Ce devaient être de charmans soupers que ceux auxquels assistaient ; Voltaire à vingt ans, le vieux Chaulieu, Bolingbroke exilé, le comte Hamilton, le plus délicat des esprits. Ces échanges de pensée ne laissent pas trace dans les livres, la puissance électrique n’en laisse aucune à travers l’espace parcouru ; mais certes, dès l’année 1720, un XVIIIe siècle bien préparé se trouvait là. Le désir de la vie politique et l’impiété de haut goût y pénétraient avec Bolingbroke. La révélation croulait ; le règne des capacités politiques était substitué en théorie au règne des pouvoirs hiérarchiques. Bientôt fatigué du tourbillon frivole qui emporte vers le plaisir les jeunes courtisans de la régence, Bolingbroke se marie à Mme de Villette, et vient habiter, près d’Orléans, la Source, domaine charmant où le Loiret commence son cours. A la Source, auprès de cette petite rivière couverte de joncs, et dont Boucher aurait fait volontiers le portrait, le jeune Voltaire vient écouter les leçons de l’Alcibiade exilé et du libre penseur ; il y passe plusieurs mois. Cet esprit infiniment plus vif et plus alerte que Bolingbroke vient recevoir de l’homme du monde et de l’homme politique l’impulsion- générale de sa vie intellectuelle et de son influence future.

Chacun d’eux y trouvait son compte ; Voltaire puisait d’avance à cette nouvelle et vaste source qui jaillissait pour lui d’une région hardie, inconnue, féconde, et qui allait abreuver tout un siècle. L’homme d’état, de son côté, savait ce que vaut pour ses amis et ses ennemis un homme d’esprit qui tient la plume. De retour à Londres en 1725, ce même Bolingbroke, qui avait des nerfs d’acier, qui écrivait mal, qui parlait bien, se retrouve encore au milieu des gens de lettres. Il appelle à lui et s’attache pour toujours la spirituelle et gracieuse coterie des Gay, des Swift, des Arbuthnot, groupés autour de la belle duchesse de Queensberry, et que Voltaire a connus, avant de remplir le siècle de son combat et de sa renommée. Séduit par la parole et la conversation de Bolingbroke, il se rendit à Londres, cette même année où les Voyages de Gulliver, expression de la misanthropie la plus âcre ; venaient de paraître. Notez que la chute de Bolingbroke, tory libéral, avait entraîné celle de Swift, son partisan, et que l’homme de plume n’avait pas résisté au désastre que l’homme du monde supportait sans blêmir.

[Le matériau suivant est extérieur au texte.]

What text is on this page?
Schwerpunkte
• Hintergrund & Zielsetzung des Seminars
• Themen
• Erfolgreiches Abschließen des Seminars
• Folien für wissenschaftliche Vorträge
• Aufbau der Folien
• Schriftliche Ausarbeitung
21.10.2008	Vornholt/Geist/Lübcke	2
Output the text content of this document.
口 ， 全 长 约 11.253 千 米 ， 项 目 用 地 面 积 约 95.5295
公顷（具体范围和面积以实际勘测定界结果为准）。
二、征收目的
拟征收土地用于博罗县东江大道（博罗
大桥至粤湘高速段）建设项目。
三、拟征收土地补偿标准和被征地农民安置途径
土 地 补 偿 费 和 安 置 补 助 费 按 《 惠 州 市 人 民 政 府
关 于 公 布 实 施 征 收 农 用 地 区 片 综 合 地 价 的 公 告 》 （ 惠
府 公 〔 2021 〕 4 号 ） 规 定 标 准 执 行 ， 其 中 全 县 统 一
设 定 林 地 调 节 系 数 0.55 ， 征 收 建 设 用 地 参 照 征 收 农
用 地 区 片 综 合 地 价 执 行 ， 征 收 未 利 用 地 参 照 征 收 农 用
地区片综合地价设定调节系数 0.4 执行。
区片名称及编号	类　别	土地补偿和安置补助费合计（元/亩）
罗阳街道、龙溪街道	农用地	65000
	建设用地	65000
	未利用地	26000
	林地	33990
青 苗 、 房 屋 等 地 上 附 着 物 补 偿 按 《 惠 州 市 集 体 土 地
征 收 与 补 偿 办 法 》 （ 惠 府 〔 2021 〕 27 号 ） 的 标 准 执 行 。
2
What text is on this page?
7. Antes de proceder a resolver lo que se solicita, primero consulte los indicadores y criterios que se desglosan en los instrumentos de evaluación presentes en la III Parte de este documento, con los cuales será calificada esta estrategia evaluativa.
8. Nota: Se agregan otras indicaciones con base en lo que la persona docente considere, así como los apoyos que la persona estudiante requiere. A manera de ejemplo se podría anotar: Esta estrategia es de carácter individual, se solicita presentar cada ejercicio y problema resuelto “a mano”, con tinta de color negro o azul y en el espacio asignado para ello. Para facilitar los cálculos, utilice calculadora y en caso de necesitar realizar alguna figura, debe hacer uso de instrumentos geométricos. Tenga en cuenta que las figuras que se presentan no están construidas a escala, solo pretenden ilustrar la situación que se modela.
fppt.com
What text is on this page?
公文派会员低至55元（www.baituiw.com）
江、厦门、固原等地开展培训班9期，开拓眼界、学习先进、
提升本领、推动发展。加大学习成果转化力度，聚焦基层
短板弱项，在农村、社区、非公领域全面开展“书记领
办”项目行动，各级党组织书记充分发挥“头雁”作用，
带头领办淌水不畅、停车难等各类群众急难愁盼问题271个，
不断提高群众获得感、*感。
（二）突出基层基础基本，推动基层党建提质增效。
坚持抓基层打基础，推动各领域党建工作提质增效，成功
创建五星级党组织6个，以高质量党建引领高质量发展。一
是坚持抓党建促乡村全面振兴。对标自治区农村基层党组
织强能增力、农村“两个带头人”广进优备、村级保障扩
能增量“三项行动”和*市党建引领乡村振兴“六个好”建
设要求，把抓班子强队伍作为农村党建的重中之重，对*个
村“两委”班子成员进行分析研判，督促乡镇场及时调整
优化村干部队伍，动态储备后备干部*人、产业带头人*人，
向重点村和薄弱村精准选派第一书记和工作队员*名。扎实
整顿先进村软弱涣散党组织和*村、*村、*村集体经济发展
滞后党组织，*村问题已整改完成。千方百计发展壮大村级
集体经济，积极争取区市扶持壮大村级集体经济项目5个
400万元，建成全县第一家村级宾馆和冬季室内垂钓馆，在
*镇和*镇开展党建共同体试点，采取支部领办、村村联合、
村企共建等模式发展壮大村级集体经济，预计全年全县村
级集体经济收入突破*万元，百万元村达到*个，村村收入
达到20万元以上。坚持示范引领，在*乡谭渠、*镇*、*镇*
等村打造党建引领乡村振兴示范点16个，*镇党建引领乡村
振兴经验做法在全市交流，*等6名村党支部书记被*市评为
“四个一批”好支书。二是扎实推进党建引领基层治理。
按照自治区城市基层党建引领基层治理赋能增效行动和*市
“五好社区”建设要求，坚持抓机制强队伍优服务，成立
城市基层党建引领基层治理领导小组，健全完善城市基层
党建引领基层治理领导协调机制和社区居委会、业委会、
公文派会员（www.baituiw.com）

Le premier anneau, mais bien faible, est donc Hamilton en France ; bientôt Bolingbroke pénètre dans la société de Mme de Tencin, et fait l’éducation morale de Voltaire. À ces relations succèdent celles de Destouches, l’auteur comique chargé d’affaires de l’abbé Dubois près de la cour d’Angleterre ; il n’a fait, selon moi, qu’une bonne comédie, et celle-là, il ne l’a point écrite ; c’est quand il a prié le chef de l’église anglicane de demander au pape la barrette de cardinal pour son maître et l’a obtenue.

Le régent s’était montré favorable à l’inoculation anglaise. Il aimait le Nord, et il était du Nord par sa mère. Tout ce qui s’oppose à lui est du Midi : c’est Cellamare, l’Espagne, Rome, Alberoni. Il se laisse séduire par le financier Law, Écossais, qui eut le tort de venir mal à propos, et de ne pas examiner d’assez près les élémens sur lesquels il voulait agir. Cet homme aimable, que la vue des plaies de la France jeta dans la volupté, et qui eut le coup d’œil si net et si ferme en politique, comprenait que le rôle actif du Midi était terminé ; fils d’Allemande, il penchait vers l’Allemagne et l’Angleterre. Ses mœurs furent un scandale, sans doute, mais sa politique sauva la France pendant quelque temps.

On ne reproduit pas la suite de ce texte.